The royalty rate for art varies with the type of creator. Publishers typically offer authors 7.5 percent for paperback sales and 10 percent for hardbacks, but top-name authors can command considerably more. Art designs on greeting cards run 2 to 5 percent; on clothes, 2 to 10 percent. The royalty rate for music companies to record a song to a CD is 9.1 cents per copy or 1.75 cents per minute for songs longer than five minutes. Publishers usually subtract various items -- stores returning unsold book copies, for instance -- from the royalty payments.

Mineral Royalties

When a mineral company thinks your land is a great investment, it may offer to buy it outright. If it's unsure how much oil your land holds, leasing is safer financially: The company agent pays you to sign a contract giving the company the right to any oil it finds in the next year or two.
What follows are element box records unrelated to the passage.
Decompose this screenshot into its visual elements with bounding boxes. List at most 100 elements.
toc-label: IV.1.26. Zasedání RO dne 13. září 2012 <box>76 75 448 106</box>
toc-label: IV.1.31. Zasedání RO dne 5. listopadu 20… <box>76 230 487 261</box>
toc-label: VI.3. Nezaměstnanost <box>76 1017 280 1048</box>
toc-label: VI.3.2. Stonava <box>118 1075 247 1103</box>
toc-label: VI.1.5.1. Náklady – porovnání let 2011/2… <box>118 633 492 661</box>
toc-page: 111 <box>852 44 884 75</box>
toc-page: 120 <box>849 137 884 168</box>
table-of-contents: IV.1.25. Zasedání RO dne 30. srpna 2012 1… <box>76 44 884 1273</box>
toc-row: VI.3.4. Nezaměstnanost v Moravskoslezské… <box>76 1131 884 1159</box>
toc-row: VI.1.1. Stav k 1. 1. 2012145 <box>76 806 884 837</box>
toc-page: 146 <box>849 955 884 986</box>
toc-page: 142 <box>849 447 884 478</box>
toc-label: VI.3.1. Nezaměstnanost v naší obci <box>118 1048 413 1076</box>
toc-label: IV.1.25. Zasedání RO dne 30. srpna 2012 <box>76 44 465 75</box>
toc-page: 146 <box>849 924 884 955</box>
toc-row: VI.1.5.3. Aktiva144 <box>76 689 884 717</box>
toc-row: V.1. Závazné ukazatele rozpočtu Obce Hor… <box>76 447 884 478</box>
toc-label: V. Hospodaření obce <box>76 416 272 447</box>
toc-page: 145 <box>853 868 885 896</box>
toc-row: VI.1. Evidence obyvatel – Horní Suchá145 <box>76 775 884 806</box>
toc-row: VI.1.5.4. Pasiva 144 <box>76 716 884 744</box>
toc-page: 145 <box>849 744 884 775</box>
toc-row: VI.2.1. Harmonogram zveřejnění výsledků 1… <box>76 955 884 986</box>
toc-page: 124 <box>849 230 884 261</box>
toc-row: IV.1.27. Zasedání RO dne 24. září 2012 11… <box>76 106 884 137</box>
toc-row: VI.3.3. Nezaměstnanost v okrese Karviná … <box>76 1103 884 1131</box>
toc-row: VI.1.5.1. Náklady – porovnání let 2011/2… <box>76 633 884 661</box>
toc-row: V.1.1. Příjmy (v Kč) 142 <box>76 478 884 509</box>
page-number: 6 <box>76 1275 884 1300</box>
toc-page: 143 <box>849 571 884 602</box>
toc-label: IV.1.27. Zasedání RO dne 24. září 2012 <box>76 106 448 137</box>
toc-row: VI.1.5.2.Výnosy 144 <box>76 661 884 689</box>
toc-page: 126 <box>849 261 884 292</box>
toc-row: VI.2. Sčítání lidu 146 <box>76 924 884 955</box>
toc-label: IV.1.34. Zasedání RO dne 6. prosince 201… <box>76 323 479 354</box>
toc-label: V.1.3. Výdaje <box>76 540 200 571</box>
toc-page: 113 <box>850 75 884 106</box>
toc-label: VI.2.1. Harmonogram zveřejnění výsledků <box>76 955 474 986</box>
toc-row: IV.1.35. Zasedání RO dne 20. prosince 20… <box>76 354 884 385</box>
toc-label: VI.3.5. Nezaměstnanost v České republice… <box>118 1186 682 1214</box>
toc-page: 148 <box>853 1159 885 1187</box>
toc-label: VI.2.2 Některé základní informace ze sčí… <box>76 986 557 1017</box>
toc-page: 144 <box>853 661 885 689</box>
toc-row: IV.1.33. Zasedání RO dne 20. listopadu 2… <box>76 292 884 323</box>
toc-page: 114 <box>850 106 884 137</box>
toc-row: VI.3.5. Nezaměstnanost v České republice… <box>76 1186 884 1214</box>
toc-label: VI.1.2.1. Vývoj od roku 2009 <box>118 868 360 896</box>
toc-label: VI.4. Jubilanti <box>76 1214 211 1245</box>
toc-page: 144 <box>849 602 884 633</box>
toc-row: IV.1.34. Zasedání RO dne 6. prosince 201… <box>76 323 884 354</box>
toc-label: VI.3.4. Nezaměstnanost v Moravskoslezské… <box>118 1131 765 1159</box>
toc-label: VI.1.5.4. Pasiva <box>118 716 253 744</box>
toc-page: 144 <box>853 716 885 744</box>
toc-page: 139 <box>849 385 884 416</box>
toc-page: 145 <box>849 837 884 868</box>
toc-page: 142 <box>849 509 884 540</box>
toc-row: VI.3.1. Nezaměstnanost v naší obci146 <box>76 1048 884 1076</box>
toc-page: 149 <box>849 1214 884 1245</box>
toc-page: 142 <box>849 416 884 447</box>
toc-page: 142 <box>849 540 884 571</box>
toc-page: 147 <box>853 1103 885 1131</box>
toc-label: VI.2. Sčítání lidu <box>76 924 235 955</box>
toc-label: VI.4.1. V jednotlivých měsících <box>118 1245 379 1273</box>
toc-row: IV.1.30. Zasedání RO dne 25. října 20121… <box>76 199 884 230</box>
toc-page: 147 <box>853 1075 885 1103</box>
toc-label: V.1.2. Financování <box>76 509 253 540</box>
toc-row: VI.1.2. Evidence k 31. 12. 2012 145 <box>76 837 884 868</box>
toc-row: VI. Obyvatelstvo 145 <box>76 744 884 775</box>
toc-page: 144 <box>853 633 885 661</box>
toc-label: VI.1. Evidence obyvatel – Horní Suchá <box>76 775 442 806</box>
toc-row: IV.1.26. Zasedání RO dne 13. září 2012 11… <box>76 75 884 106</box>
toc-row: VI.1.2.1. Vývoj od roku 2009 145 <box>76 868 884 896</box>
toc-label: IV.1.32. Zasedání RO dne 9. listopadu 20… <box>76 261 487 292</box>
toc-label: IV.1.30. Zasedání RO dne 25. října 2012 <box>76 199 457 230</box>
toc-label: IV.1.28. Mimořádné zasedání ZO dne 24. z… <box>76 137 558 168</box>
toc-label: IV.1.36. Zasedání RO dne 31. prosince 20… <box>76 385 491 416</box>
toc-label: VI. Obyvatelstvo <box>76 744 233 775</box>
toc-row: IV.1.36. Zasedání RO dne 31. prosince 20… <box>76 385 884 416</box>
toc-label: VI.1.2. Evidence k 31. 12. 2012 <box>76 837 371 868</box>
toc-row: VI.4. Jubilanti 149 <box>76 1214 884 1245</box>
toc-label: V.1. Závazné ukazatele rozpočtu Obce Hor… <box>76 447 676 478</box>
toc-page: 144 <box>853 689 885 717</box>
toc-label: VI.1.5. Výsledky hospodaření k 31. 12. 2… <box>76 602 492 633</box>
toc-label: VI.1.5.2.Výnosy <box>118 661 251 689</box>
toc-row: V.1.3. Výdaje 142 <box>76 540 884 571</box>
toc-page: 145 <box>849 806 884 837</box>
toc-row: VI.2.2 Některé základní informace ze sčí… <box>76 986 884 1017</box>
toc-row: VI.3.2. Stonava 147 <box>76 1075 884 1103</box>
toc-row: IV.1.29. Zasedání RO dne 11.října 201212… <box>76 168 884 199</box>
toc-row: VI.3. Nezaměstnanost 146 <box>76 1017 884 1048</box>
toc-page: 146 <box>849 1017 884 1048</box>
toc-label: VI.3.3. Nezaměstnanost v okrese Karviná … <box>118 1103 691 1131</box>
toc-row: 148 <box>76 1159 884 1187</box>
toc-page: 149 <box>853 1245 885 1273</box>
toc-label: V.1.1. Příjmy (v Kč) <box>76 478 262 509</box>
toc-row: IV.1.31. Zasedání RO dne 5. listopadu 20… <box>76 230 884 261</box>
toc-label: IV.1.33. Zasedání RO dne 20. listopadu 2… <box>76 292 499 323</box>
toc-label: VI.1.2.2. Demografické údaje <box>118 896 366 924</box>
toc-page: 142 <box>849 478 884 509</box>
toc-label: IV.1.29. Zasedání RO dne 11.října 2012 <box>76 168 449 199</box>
Leasing is cheaper than buying, but if oil is there, you make it up in royalty payments once drilling starts. The standard royalty is 12.5 percent or one-eighth of the value of the oil or gas.

Patents

Inventors also earn royalties. If you patent a new kitchen device, you can license the concept to a manufacturer and collect royalties on sales. Royalties for inventions run from 3 to 10 percent, while new drugs may generate as much as 20 percent. The manufacturer applies the percentage to the increase in sales due to your patent: If you have a 10 percent royalty and the patent doubles the company's sales, you're entitled to 10 percent of the added sales income.

Taxes

Royalties are taxable income, just like salary and sales commissions. If you're self-employed as an inventor or a writer, you report your royalties on Schedule C, for business income. You also use Schedule C for income from mineral leases. If your royalties fit into some other category, you assign them to Schedule E, for supplemental income and loss. The tax rate on royalties is the same you pay on the rest of your income, unless the royalties are high enough to push you into a higher bracket.